Es brach ihnen das Herz, aber sie glaubten, es sei nur für kurze Zeit.
Sie brachten mich in ein Tierheim, dem sie vertrauten. Nur eine Nacht.
Nur eine.
Am nächsten Morgen war ich nicht mehr da.
Mein kleiner Körper hatte so lange gekämpft… vielleicht zu lange.
Ich hatte keine Kraft mehr. Und bevor die Sonne erneut aufging, schloss ich meine Augen für immer.
Ich weiß, wie sehr es sie getroffen hat. Ich weiß, wie sehr sie sich die Schuld gaben.
Ich habe ihre Tränen gesehen.
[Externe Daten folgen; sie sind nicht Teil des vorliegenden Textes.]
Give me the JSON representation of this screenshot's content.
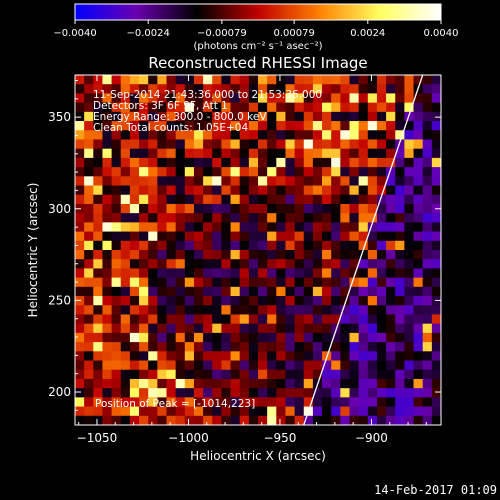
{
  "chart_data": {
    "type": "heatmap",
    "title": "Reconstructed RHESSI Image",
    "xlabel": "Heliocentric X (arcsec)",
    "ylabel": "Heliocentric Y (arcsec)",
    "xlim": [
      -1062,
      -862
    ],
    "ylim": [
      182,
      373
    ],
    "xticks": [
      -1050,
      -1000,
      -950,
      -900
    ],
    "xtick_labels": [
      "−1050",
      "−1000",
      "−950",
      "−900"
    ],
    "yticks": [
      200,
      250,
      300,
      350
    ],
    "ytick_labels": [
      "200",
      "250",
      "300",
      "350"
    ],
    "grid": false,
    "colorbar": {
      "position": "top",
      "range": [
        -0.004,
        0.004
      ],
      "ticks": [
        -0.004,
        -0.0024,
        -0.00079,
        0.00079,
        0.0024,
        0.004
      ],
      "tick_labels": [
        "−0.0040",
        "−0.0024",
        "−0.00079",
        "0.00079",
        "0.0024",
        "0.0040"
      ],
      "unit_label": "(photons cm⁻² s⁻¹ asec⁻²)",
      "colormap": [
        "#0000ff",
        "#6a00b0",
        "#000000",
        "#c00000",
        "#ff8000",
        "#ffff60",
        "#ffffff"
      ]
    },
    "annotations": [
      "11-Sep-2014 21:43:36.000 to 21:53:36.000",
      "Detectors: 3F 6F 9F, Att 1",
      "Energy Range: 300.0 - 800.0 keV",
      "Clean    Total counts: 1.05E+04"
    ],
    "peak_label": "Position of Peak = [-1014,223]",
    "limb_line": {
      "x": [
        -937,
        -872
      ],
      "y": [
        182,
        373
      ]
    },
    "pixel_grid": {
      "cols": 40,
      "rows": 38,
      "seed": 7
    }
  },
  "footer": {
    "date": "14-Feb-2017 01:09"
  }
}
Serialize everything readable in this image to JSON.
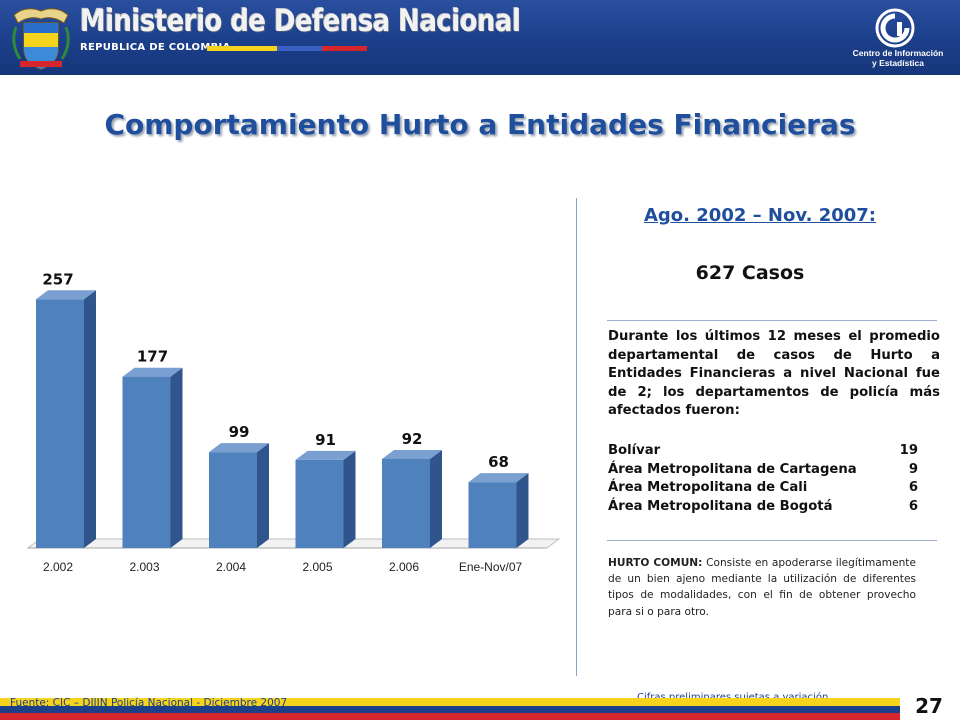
{
  "header": {
    "title": "Ministerio de Defensa Nacional",
    "subtitle": "REPUBLICA DE COLOMBIA",
    "logo_label_line1": "Centro de Información",
    "logo_label_line2": "y Estadística",
    "flag_colors": [
      "#f6d31c",
      "#1c3f8a",
      "#d7262b"
    ]
  },
  "page_title": "Comportamiento Hurto a Entidades Financieras",
  "chart_data": {
    "type": "bar",
    "categories": [
      "2.002",
      "2.003",
      "2.004",
      "2.005",
      "2.006",
      "Ene-Nov/07"
    ],
    "values": [
      257,
      177,
      99,
      91,
      92,
      68
    ],
    "value_labels": [
      "257",
      "177",
      "99",
      "91",
      "92",
      "68"
    ],
    "ylim": [
      0,
      280
    ],
    "grid": false,
    "legend": "none",
    "bar_color": "#4f81bd",
    "bar_side_color": "#30548c",
    "bar_top_color": "#7a9fd1"
  },
  "panel": {
    "period": "Ago. 2002 – Nov. 2007:",
    "total": "627 Casos",
    "summary": "Durante los últimos 12 meses el promedio departamental de casos de Hurto a Entidades Financieras  a nivel Nacional fue de 2; los departamentos de policía más afectados fueron:",
    "departments": [
      {
        "name": "Bolívar",
        "value": "19"
      },
      {
        "name": "Área Metropolitana de Cartagena",
        "value": "9"
      },
      {
        "name": "Área Metropolitana de Cali",
        "value": "6"
      },
      {
        "name": "Área Metropolitana de Bogotá",
        "value": "6"
      }
    ],
    "definition_label": "HURTO COMUN:",
    "definition_text": " Consiste en apoderarse ilegítimamente de un bien ajeno mediante la utilización de diferentes tipos de modalidades, con el fin de obtener provecho para si o para otro."
  },
  "footer": {
    "source": "Fuente: CIC – DIJIN Policía Nacional   - Diciembre 2007",
    "note": "Cifras preliminares sujetas a variación",
    "page_number": "27"
  }
}
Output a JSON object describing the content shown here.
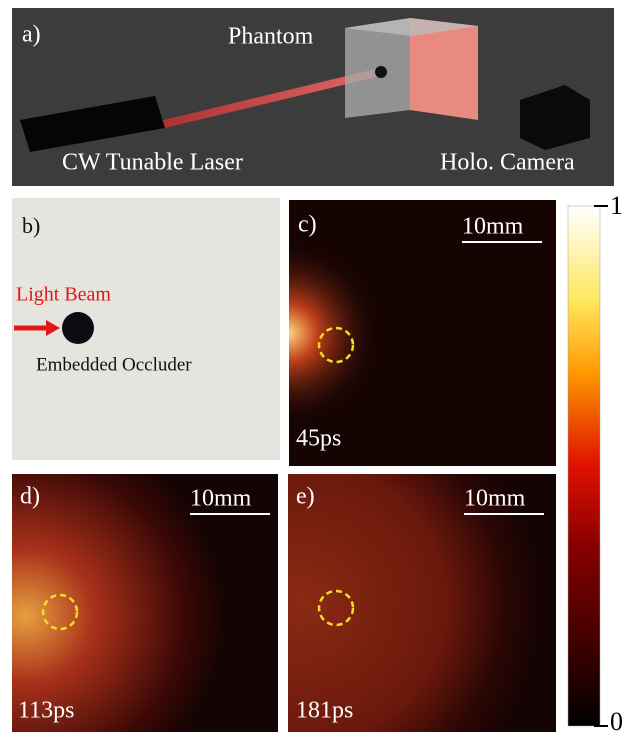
{
  "panels": {
    "a": {
      "label": "a)",
      "phantom": "Phantom",
      "laser": "CW Tunable Laser",
      "camera": "Holo. Camera"
    },
    "b": {
      "label": "b)",
      "beam": "Light Beam",
      "occluder": "Embedded Occluder"
    },
    "c": {
      "label": "c)",
      "scale": "10mm",
      "time": "45ps"
    },
    "d": {
      "label": "d)",
      "scale": "10mm",
      "time": "113ps"
    },
    "e": {
      "label": "e)",
      "scale": "10mm",
      "time": "181ps"
    }
  },
  "colorbar": {
    "max": 1,
    "min": 0
  }
}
Ich habe ihren Schmerz gespürt.
Zwei Wochen lang verließen sie das Haus nicht.
Doch in der Stille hörten sie mich flüstern:
„Ich bin noch hier.“
Denn Liebe wie unsere endet nicht.
Sie lebt weiter – in Herzen, in Erinnerungen und in jedem liebevollen Schritt, den sie nun gehen.
Ein paar Monate später kamen zwei neue kleine Fellnasen in ihr Leben – Olaf, der tollpatschige Clown, und Macchiato, die mutige kleine Schwester.
Gemeinsam sind wir ein Rudel – nicht alle in derselben Welt, aber für immer verbunden.
Und jetzt… wird meine Geschichte größer als ich selbst.
Meine Menschen haben etwas Wundervolles in meinem Namen erschaffen – ein Vermächtnis, eine Mission:
✨ Mochie.io ✨
Es ist mehr als nur ein Tracker für Haustiere.
Es ist ein Versprechen.
Ein Versprechen, dass kein Fellfreund je verloren gehen, sich allein fühlen oder leiden soll.
Mit Mochie.io können Familien ihre Lieblinge jederzeit orten, schützen und lieben – mit einem ruhigen Herzen und klarem Kopf.
Mochie.io ist geboren aus Liebe, Verlust und Sinn.
Getragen von Olaf und Macchiato –
und angetrieben von mir.
Ich bin vielleicht nicht mehr da, um Schmetterlinge zu jagen oder Socken zu klauen,
aber durch Mochie.io bin ich immer noch hier.
Um anderen zu helfen.
Um sie zu beschützen.
Und um sicherzustellen, dass kein Abschied zu früh kommt.